Varahur Srinivasa Satyanarayana
Varahur Srinivasa Satyanarayana was an Indian engineer, inventor, philosopher, linguist and Indian Army colonel.
Early life
Satyanarayana was born on 22 August 1922 to a middle-class family in Varahur in the Tanjore district of Tamil Nadu. He was the youngest of 6 sons and the 9th of 10 children. He was born on Saraswati Puja day - the ninth day of Dussehra or Navaratri.
He was raised in an extended family with his siblings and cousins. His education was halted by his father's sudden death, when Satyanarayana was just 14. He passed his intermediate examination and began to work in a steel plant in Jamshedpur, India, while joining a night college. He did not wish to be a burden to his elder brothers. He worked and studied hard and passed his engineering examination. Later, he graduated as an Electrical Engineer, via a correspondence course from British Correspondence and became an Associate Member of the Institution of Electrical Engineers (AMIEE). Then he joined the Indian Army.[1]

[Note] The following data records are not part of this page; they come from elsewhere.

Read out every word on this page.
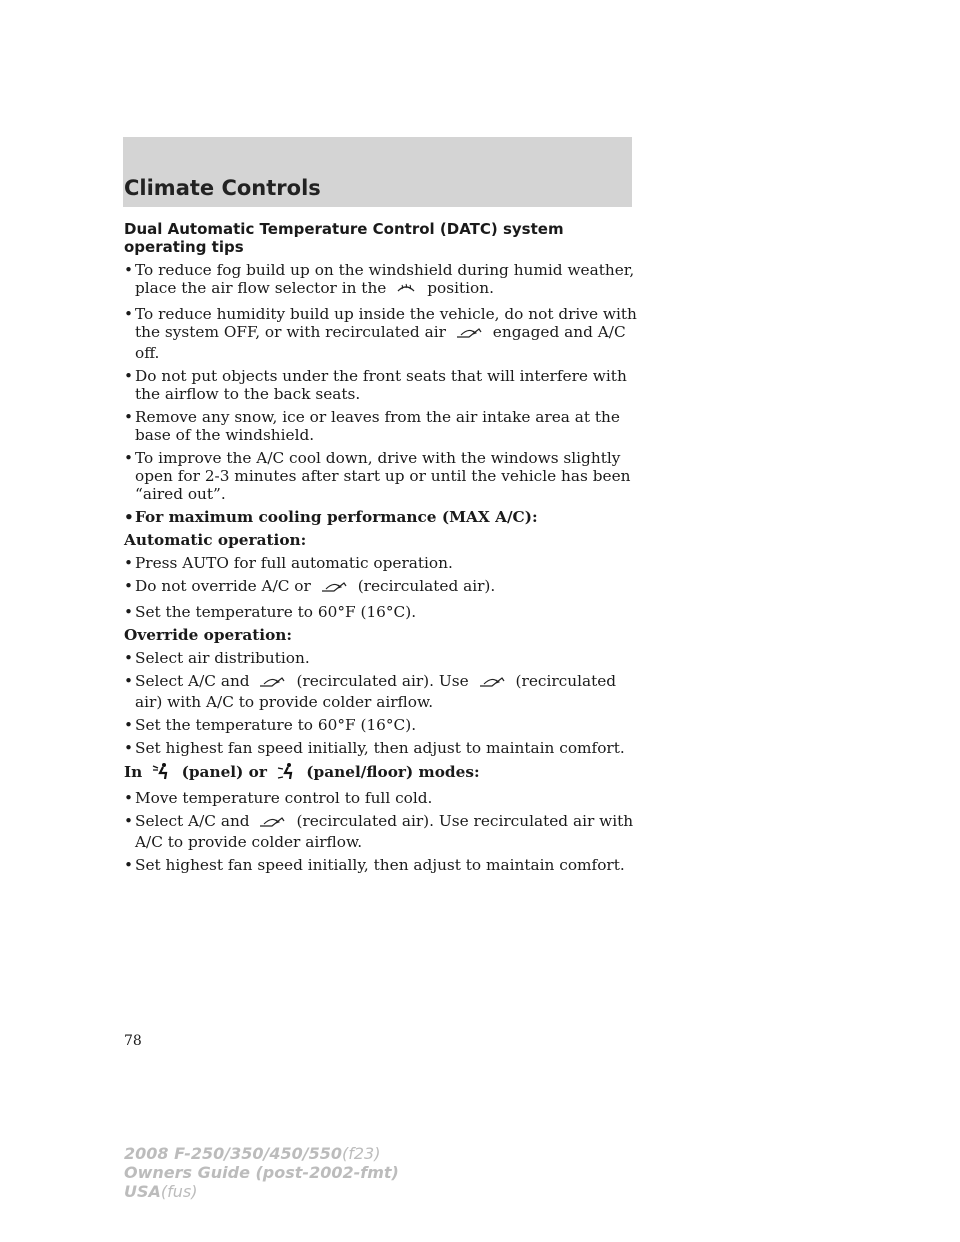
Climate Controls
Dual Automatic Temperature Control (DATC) system operating tips
• To reduce fog build up on the windshield during humid weather, place the air flow selector in the	position.
• To reduce humidity build up inside the vehicle, do not drive with the system OFF, or with recirculated air	engaged and A/C off.
• Do not put objects under the front seats that will interfere with the airflow to the back seats.
• Remove any snow, ice or leaves from the air intake area at the base of the windshield.
• To improve the A/C cool down, drive with the windows slightly open for 2-3 minutes after start up or until the vehicle has been “aired out”.
• For maximum cooling performance (MAX A/C):
Automatic operation:
• Press AUTO for full automatic operation.
• Do not override A/C or	(recirculated air).
• Set the temperature to 60°F (16°C).
Override operation:
• Select air distribution.
• Select A/C and	(recirculated air). Use	(recirculated air) with A/C to provide colder airflow.
• Set the temperature to 60°F (16°C).
• Set highest fan speed initially, then adjust to maintain comfort.
In	(panel) or	(panel/floor) modes:
• Move temperature control to full cold.
• Select A/C and	(recirculated air). Use recirculated air with A/C to provide colder airflow.
• Set highest fan speed initially, then adjust to maintain comfort.
78
2008 F-250/350/450/550(f23)
Owners Guide (post-2002-fmt)
USA(fus)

His native language was Tamil. Having grown up in Andhra Pradesh, he had studied Telugu as his first language. At the age of twenty he started learning Tamil on his own and became fluent in Sanskrit.
Career
He perfected a fuel-saving device that he hoped that the Indian Army could use and built an alternate device replacing expensive piston rings in army trucks. His articles were published in Invention Intelligence magazine.[2]
References
- "Official Website of Indian Army". Indianarmy.nic.in. 25 June 2013. Retrieved 9 May 2014.
- Invention Intelligence. R.C. Bhattacharjee. 1975.